Até onde eu sei François Lyotard,
no seu livro A Condição Pós-moderna,
foi o primeiro a usar o conceito de narrativa para se referir a teorias e
discursos interpretativos ou explicativos da realidade. Ele afirmava que
“grandes narrativas”, tais com iluminismo, marxismo e funcionalismo, entre
outros sistemas teóricos explicativos, tinham perdido sua magia no mundo
contemporâneo, mundo que o sociólogo Zygmunt Bauman viria a qualificar de
“líquido”. Se as grandes narrativas se esvaeceram, a expressão “narrativa”
sobreviveu e hoje em dia é aplicada a toda espécie de histórias e falas que
pretendem interpretar ou explicar um determinado aspecto da realidade.
Sendo assim, Lula tem sido e
continua sendo um habilidoso inventor e mercador de narrativas que dão sustento
a seu sucesso político. Seu carisma junto a seus correligionários e às massas
faz com que as narrativas que ele cria se disseminem e sejam aceitas como a
expressão verdadeira e única dos fatos. Sabe-se que Lula vive politicamente da
palavra, um pouco como Freud e a psicanálise “curam” pela palavra!
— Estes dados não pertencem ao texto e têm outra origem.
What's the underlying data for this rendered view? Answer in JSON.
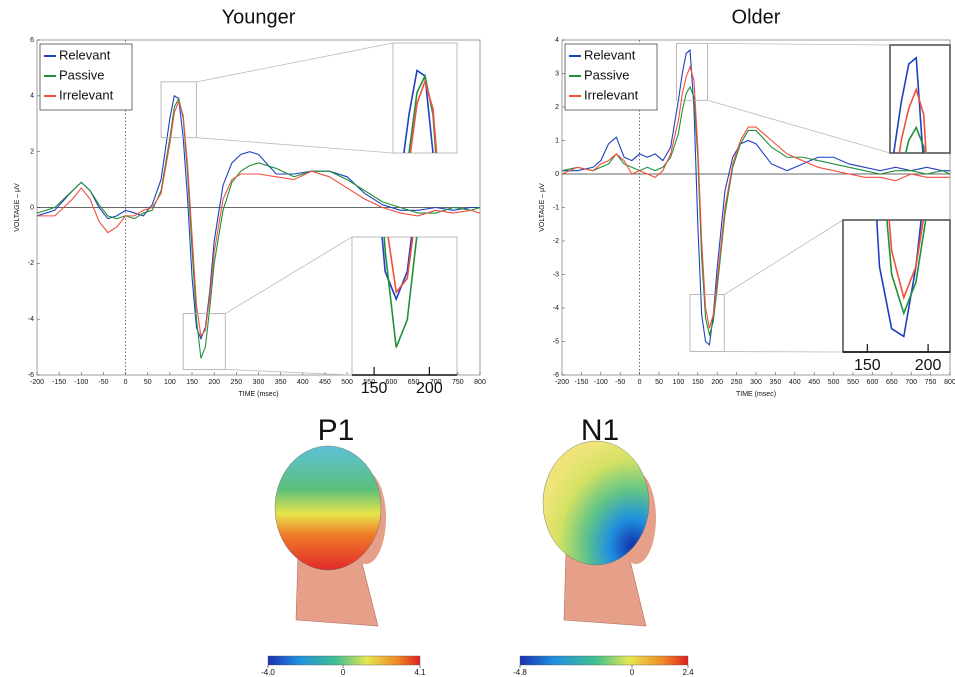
{
  "chart_data": [
    {
      "type": "line",
      "title": "Younger",
      "x_label": "TIME (msec)",
      "y_label": "VOLTAGE – μV",
      "x": [
        -200,
        -160,
        -120,
        -100,
        -80,
        -60,
        -40,
        -20,
        0,
        20,
        40,
        60,
        80,
        100,
        110,
        120,
        130,
        140,
        150,
        160,
        170,
        180,
        190,
        200,
        220,
        240,
        260,
        280,
        300,
        340,
        380,
        420,
        460,
        500,
        540,
        580,
        620,
        660,
        700,
        740,
        780,
        800
      ],
      "series": [
        {
          "name": "Relevant",
          "color": "#2040c0",
          "values": [
            -0.3,
            -0.1,
            0.6,
            0.9,
            0.6,
            0,
            -0.4,
            -0.3,
            -0.1,
            -0.2,
            -0.3,
            0.1,
            1.0,
            3.2,
            4.0,
            3.9,
            2.5,
            0.3,
            -2.5,
            -4.3,
            -4.7,
            -4.3,
            -3.0,
            -1.2,
            0.8,
            1.6,
            1.9,
            2.0,
            1.9,
            1.2,
            1.2,
            1.3,
            1.3,
            1.1,
            0.5,
            0.1,
            -0.1,
            -0.1,
            0.0,
            -0.1,
            0.0,
            0.0
          ]
        },
        {
          "name": "Passive",
          "color": "#20903a",
          "values": [
            -0.2,
            0,
            0.6,
            0.9,
            0.6,
            0.1,
            -0.3,
            -0.4,
            -0.3,
            -0.4,
            -0.2,
            -0.1,
            0.6,
            2.5,
            3.6,
            3.9,
            3.2,
            1.2,
            -1.5,
            -4.0,
            -5.4,
            -5.0,
            -3.6,
            -2.0,
            -0.1,
            0.9,
            1.3,
            1.5,
            1.6,
            1.4,
            1.1,
            1.3,
            1.3,
            1.0,
            0.6,
            0.2,
            0,
            -0.2,
            -0.2,
            0,
            -0.1,
            0
          ]
        },
        {
          "name": "Irrelevant",
          "color": "#f05040",
          "values": [
            -0.3,
            -0.3,
            0.3,
            0.7,
            0.3,
            -0.5,
            -0.9,
            -0.7,
            -0.3,
            -0.3,
            -0.1,
            0,
            0.5,
            2.3,
            3.4,
            3.8,
            3.3,
            1.5,
            -1.0,
            -3.5,
            -4.6,
            -4.4,
            -3.2,
            -1.6,
            0.3,
            1.0,
            1.2,
            1.2,
            1.2,
            1.1,
            1.0,
            1.3,
            1.1,
            0.7,
            0.3,
            0,
            -0.2,
            -0.3,
            -0.1,
            -0.2,
            -0.1,
            -0.2
          ]
        }
      ],
      "xlim": [
        -200,
        800
      ],
      "ylim": [
        -6,
        6
      ],
      "xticks": [
        -200,
        -150,
        -100,
        -50,
        0,
        50,
        100,
        150,
        200,
        250,
        300,
        350,
        400,
        450,
        500,
        550,
        600,
        650,
        700,
        750,
        800
      ],
      "yticks": [
        -6,
        -4,
        -2,
        0,
        2,
        4,
        6
      ],
      "legend": "upper left",
      "insets": [
        {
          "xlim": [
            80,
            160
          ],
          "ylim": [
            2.5,
            4.5
          ]
        },
        {
          "xlim": [
            130,
            225
          ],
          "ylim": [
            -5.8,
            -3.8
          ],
          "xticks": [
            150,
            200
          ]
        }
      ]
    },
    {
      "type": "line",
      "title": "Older",
      "x_label": "TIME (msec)",
      "y_label": "VOLTAGE – μV",
      "x": [
        -200,
        -160,
        -120,
        -100,
        -80,
        -60,
        -40,
        -20,
        0,
        20,
        40,
        60,
        80,
        100,
        110,
        120,
        130,
        140,
        150,
        160,
        170,
        180,
        190,
        200,
        220,
        240,
        260,
        280,
        300,
        340,
        380,
        420,
        460,
        500,
        540,
        580,
        620,
        660,
        700,
        740,
        780,
        800
      ],
      "series": [
        {
          "name": "Relevant",
          "color": "#2040c0",
          "values": [
            0.1,
            0.1,
            0.2,
            0.4,
            0.9,
            1.1,
            0.5,
            0.4,
            0.6,
            0.5,
            0.6,
            0.4,
            0.8,
            2.2,
            3.0,
            3.6,
            3.7,
            2.0,
            -1.5,
            -4.2,
            -5.0,
            -5.1,
            -4.2,
            -2.8,
            -0.5,
            0.5,
            0.9,
            1.0,
            0.9,
            0.3,
            0.1,
            0.3,
            0.5,
            0.5,
            0.3,
            0.2,
            0.1,
            0.2,
            0.1,
            0.2,
            0.1,
            0.1
          ]
        },
        {
          "name": "Passive",
          "color": "#20903a",
          "values": [
            0.1,
            0.2,
            0.1,
            0.2,
            0.3,
            0.6,
            0.3,
            0.2,
            0.1,
            0.2,
            0.1,
            0.2,
            0.5,
            1.2,
            1.9,
            2.4,
            2.6,
            2.3,
            0.5,
            -2.5,
            -4.3,
            -4.8,
            -4.4,
            -3.4,
            -1.2,
            0.2,
            0.9,
            1.3,
            1.3,
            0.8,
            0.5,
            0.5,
            0.4,
            0.3,
            0.2,
            0.1,
            0.0,
            0.1,
            0.1,
            0,
            0.1,
            0.0
          ]
        },
        {
          "name": "Irrelevant",
          "color": "#f05040",
          "values": [
            0.0,
            0.2,
            0.1,
            0.3,
            0.4,
            0.6,
            0.4,
            0.0,
            0.1,
            0.0,
            -0.1,
            0.1,
            0.6,
            1.6,
            2.4,
            2.9,
            3.2,
            2.8,
            0.8,
            -2.0,
            -4.0,
            -4.6,
            -4.2,
            -3.2,
            -1.0,
            0.3,
            1.0,
            1.4,
            1.4,
            1.0,
            0.6,
            0.4,
            0.2,
            0.1,
            0.0,
            -0.1,
            -0.1,
            -0.2,
            0.0,
            -0.1,
            -0.1,
            -0.1
          ]
        }
      ],
      "xlim": [
        -200,
        800
      ],
      "ylim": [
        -6,
        4
      ],
      "xticks": [
        -200,
        -150,
        -100,
        -50,
        0,
        50,
        100,
        150,
        200,
        250,
        300,
        350,
        400,
        450,
        500,
        550,
        600,
        650,
        700,
        750,
        800
      ],
      "yticks": [
        -6,
        -5,
        -4,
        -3,
        -2,
        -1,
        0,
        1,
        2,
        3,
        4
      ],
      "legend": "upper left",
      "insets": [
        {
          "xlim": [
            95,
            175
          ],
          "ylim": [
            2.2,
            3.9
          ]
        },
        {
          "xlim": [
            130,
            218
          ],
          "ylim": [
            -5.3,
            -3.6
          ],
          "xticks": [
            150,
            200
          ]
        }
      ]
    }
  ],
  "topographies": [
    {
      "title": "P1",
      "colorbar_lim": [
        -4,
        4.1
      ],
      "colorbar_ticks": [
        {
          "value": -4,
          "label": "-4.0"
        },
        0,
        4.1
      ]
    },
    {
      "title": "N1",
      "colorbar_lim": [
        -4.8,
        2.4
      ],
      "colorbar_ticks": [
        -4.8,
        0,
        2.4
      ]
    }
  ]
}
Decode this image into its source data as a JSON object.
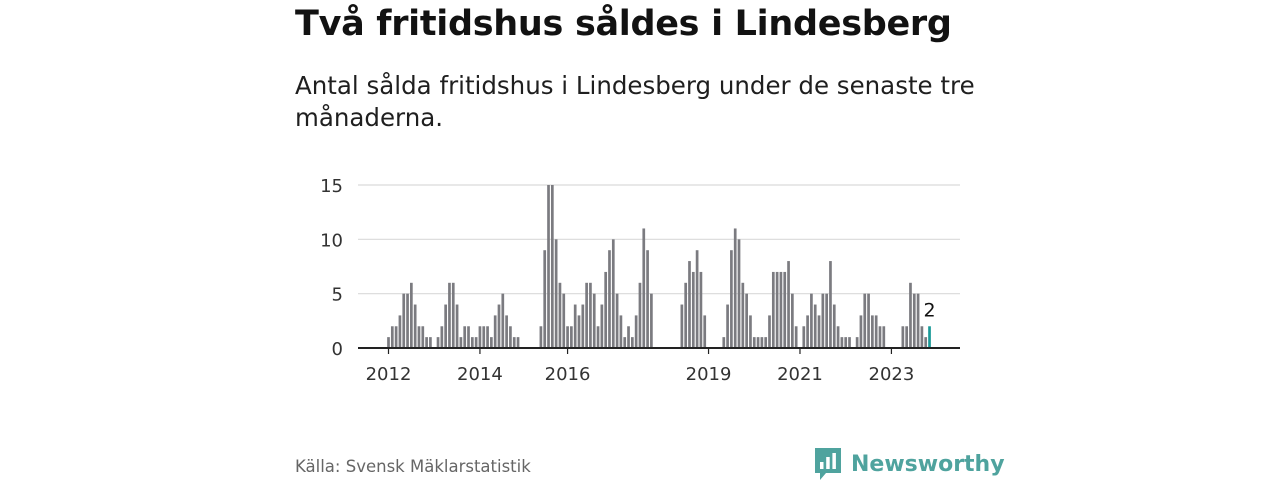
{
  "header": {
    "title": "Två fritidshus såldes i Lindesberg",
    "subtitle": "Antal sålda fritidshus i Lindesberg under de senaste tre månaderna."
  },
  "footer": {
    "source": "Källa: Svensk Mäklarstatistik",
    "brand": "Newsworthy",
    "brand_icon": "bar-chart-speech-bubble-icon"
  },
  "colors": {
    "bar": "#7b7b80",
    "highlight": "#1a9a98",
    "gridline": "#d9d9d9",
    "axis": "#222222",
    "brand": "#4fa39e"
  },
  "chart_data": {
    "type": "bar",
    "title": "",
    "xlabel": "",
    "ylabel": "",
    "ylim": [
      0,
      15
    ],
    "yticks": [
      0,
      5,
      10,
      15
    ],
    "xtick_labels": [
      "2012",
      "2014",
      "2016",
      "2019",
      "2021",
      "2023"
    ],
    "grid": true,
    "last_value_label": "2",
    "series": [
      {
        "values": [
          1,
          2,
          2,
          3,
          5,
          5,
          6,
          4,
          2,
          2,
          1,
          1,
          0,
          1,
          2,
          4,
          6,
          6,
          4,
          1,
          2,
          2,
          1,
          1,
          2,
          2,
          2,
          1,
          3,
          4,
          5,
          3,
          2,
          1,
          1,
          0,
          0,
          0,
          0,
          0,
          2,
          9,
          15,
          15,
          10,
          6,
          5,
          2,
          2,
          4,
          3,
          4,
          6,
          6,
          5,
          2,
          4,
          7,
          9,
          10,
          5,
          3,
          1,
          2,
          1,
          3,
          6,
          11,
          9,
          5,
          0,
          0,
          0,
          0,
          0,
          0,
          0,
          4,
          6,
          8,
          7,
          9,
          7,
          3,
          0,
          0,
          0,
          0,
          1,
          4,
          9,
          11,
          10,
          6,
          5,
          3,
          1,
          1,
          1,
          1,
          3,
          7,
          7,
          7,
          7,
          8,
          5,
          2,
          0,
          2,
          3,
          5,
          4,
          3,
          5,
          5,
          8,
          4,
          2,
          1,
          1,
          1,
          0,
          1,
          3,
          5,
          5,
          3,
          3,
          2,
          2,
          0,
          0,
          0,
          0,
          2,
          2,
          6,
          5,
          5,
          2,
          1,
          2
        ]
      }
    ]
  }
}
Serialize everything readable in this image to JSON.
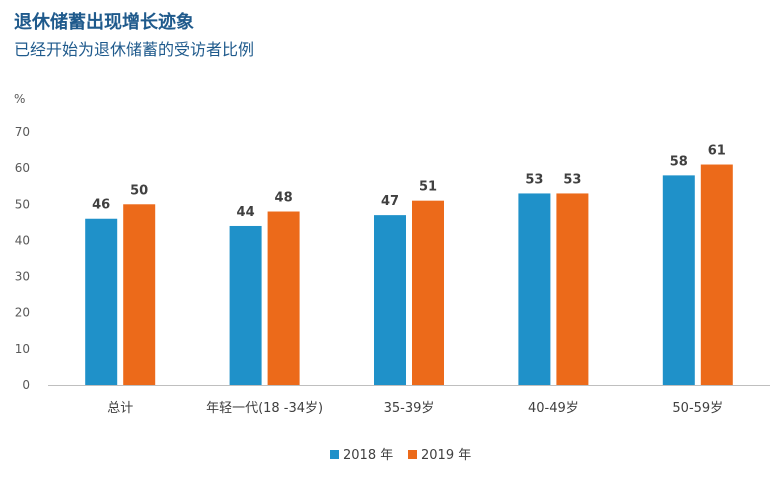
{
  "chart_data": {
    "type": "bar",
    "title": "退休储蓄出现增长迹象",
    "subtitle": "已经开始为退休储蓄的受访者比例",
    "ylabel": "%",
    "ylim": [
      0,
      70
    ],
    "yticks": [
      0,
      10,
      20,
      30,
      40,
      50,
      60,
      70
    ],
    "grid": false,
    "legend": "bottom-center",
    "categories": [
      "总计",
      "年轻一代(18 -34岁)",
      "35-39岁",
      "40-49岁",
      "50-59岁"
    ],
    "series": [
      {
        "name": "2018 年",
        "color": "#1f91c9",
        "values": [
          46,
          44,
          47,
          53,
          58
        ]
      },
      {
        "name": "2019 年",
        "color": "#ec6a1a",
        "values": [
          50,
          48,
          51,
          53,
          61
        ]
      }
    ]
  }
}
Na sua mais recente narrativa,
Lula, na tentativa de evitar o julgamento de juízes, pede que eles o deixem ser
“julgado pelo povo nas urnas”. O pleito é ardiloso e levanta questionamentos sobre
as funções dos juízes e dos eleitores na democracia. A resposta pode ser
sintetizada da seguinte forma: o juiz julga e o eleitor vota, o que deixa claro
que julgar e votar são operações mentais e a atos distintos. Ao juiz é pedido o
máximo de discernimento, imparcialidade e impessoalidade ao confrontar
comportamentos de um acusado com leis previamente elaboradas, tais como a
Constituição e os diversos códigos. Deve ele afastar-se o mais possível de suas
opiniões e preferências pessoais para, após um esforço analítico confrontando
agir e leis, proferir uma sentença argumentada e, por isso mesmo, passível de
contra argumentações ou contrapontos; daí existir possibilidades de recursos.
O eleitor, por sua vez, é autônomo
e não dispõe de aparatos instrumentais e sua decisão é soberana e definitiva,
não havendo recursos possíveis, nem possibilidade de retroagir. Certo, é muito
difícil entender como um eleitor vota e quais os reais motivos que o levam a
decidir a favor de um candidato e não de outro. Os fatores a exigir dele
escolha são múltiplos e não raramente contrários: influências e interesses
pessoais, familiares, de classe, partidários, ideologias, percepções do bem
comum, confiança num candidato, preconceitos etc. Coisa certa, o poder
executivo e o legislativo tendem a renovar seus membros sem jamais superar a
fisiologia, o clientelismo e o compadrio. “Ele rouba, mas faz”!
Indaguei 4 senhoras pobres sobre
Lula. As quatro declararam-no “corrupto, igual aos outros”! Perguntei então: em
quem você votaria se a eleição fosse hoje: as quatro responderam “em Lula”. Ao
juiz é pedido um juízo sobre fatos específicos confrontando leis escritas ou
consuetudinárias na maior imparcialidade possível, juízo aliás sujeito a
revisão por outros tribunais. Ao eleitor, é dada autonomia inquestionável.
Vê-se o quanto a narrativa de Lula é astuciosa!
(*) Sociólogo
e professor titular da UFC.
Publicado In: O Povo, Opinião, de 26/3/18. p.27.